De todo lo cual brota una consecuencia sobre la que deseo llamar la atención expresamente. El Papa no viene a confirmar en la fe con la simple recitación del credo y diciendo: ésta es la fe de la Iglesia y esto es lo que hay que creer. No viene a proclamar dogmas de fe para decir después: así es como hay que mantener la unidad de la Iglesia. Eso lo da por supuesto.

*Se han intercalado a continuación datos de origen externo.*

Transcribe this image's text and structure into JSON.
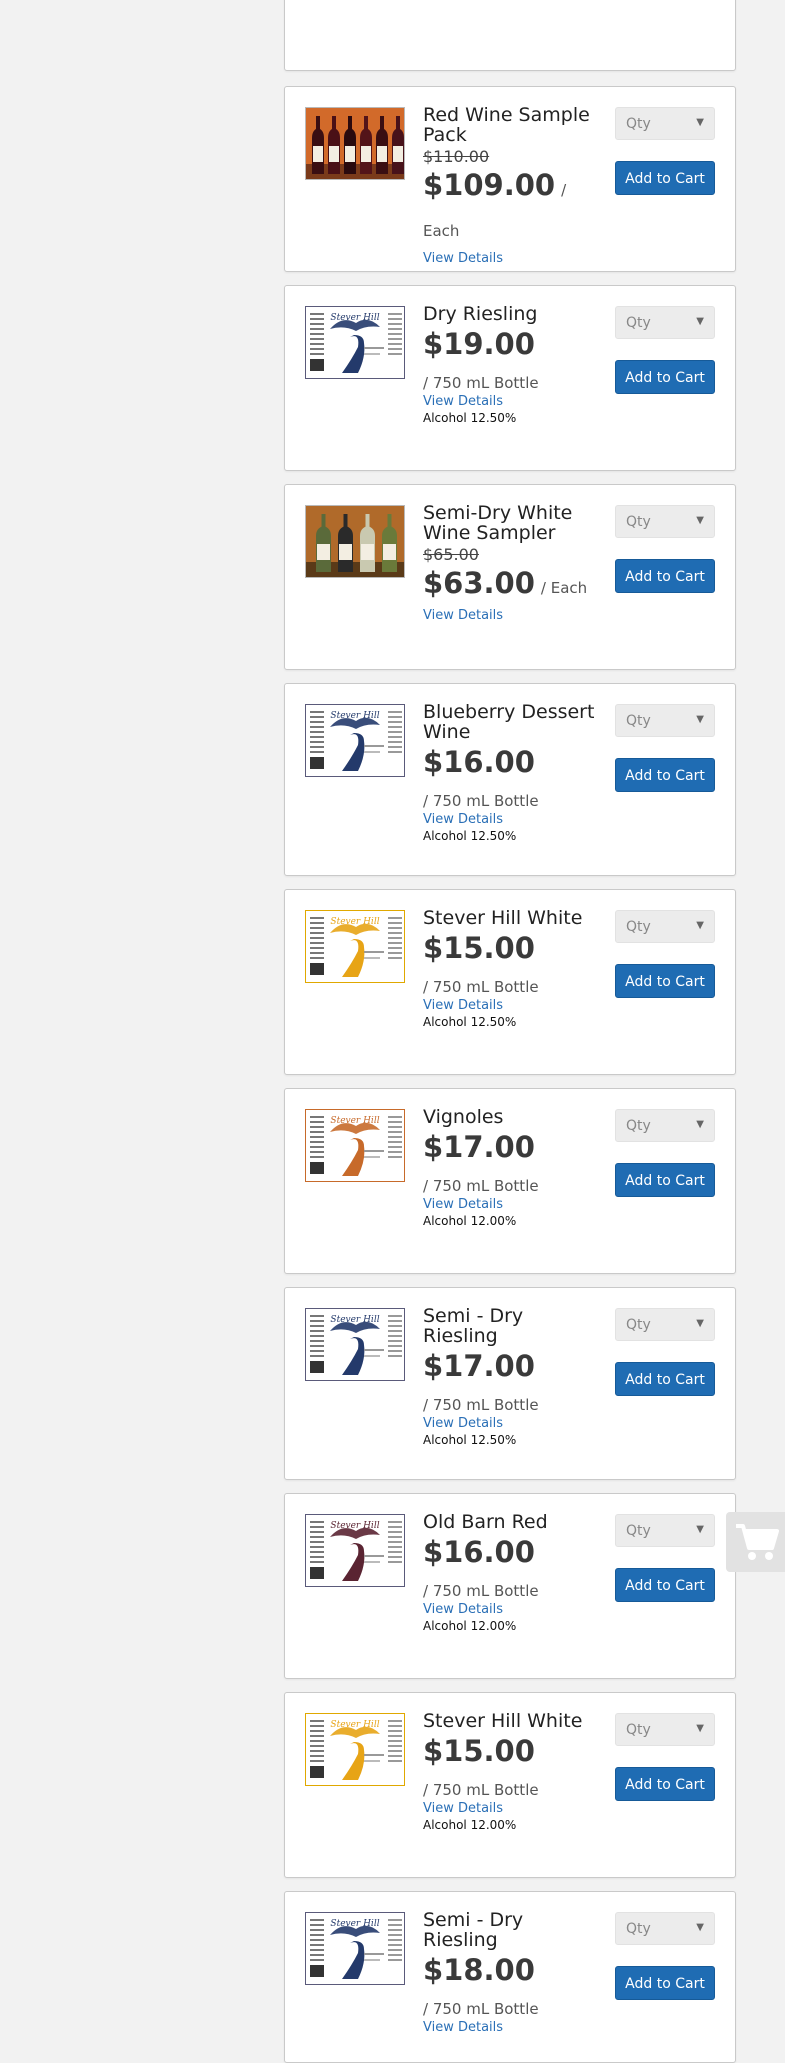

Es en la totalidad de lo que va a hacer y decir en lo que tenemos que fijarnos. El Papa nos va a exhortar y a recomendar determinadas actitudes; hablará de las grandes lecciones del pasado y nos invitará a pensar en el futuro; nos llamará a la oración y a la vida de la gracia; nos pedirá practicar fielmente, y en todo momento, la caridad y la justicia; nos moverá a ser fieles a las obligaciones de nuestro estado sacerdotal, religioso o laical; con todo el conjunto de sus palabras y gestos es como nos confirmará en la fe. Porque todo el que profesa la fe cristiana ha de esforzarse por vivirla. Y no se vive dignamente la fe si no hay piedad, amor y temor de Dios, sacrificio y penitencia, apostolado y contemplación, pureza de costumbres y santidad de vida, docilidad al Espíritu de Dios y a la Iglesia, obediencia y abnegación.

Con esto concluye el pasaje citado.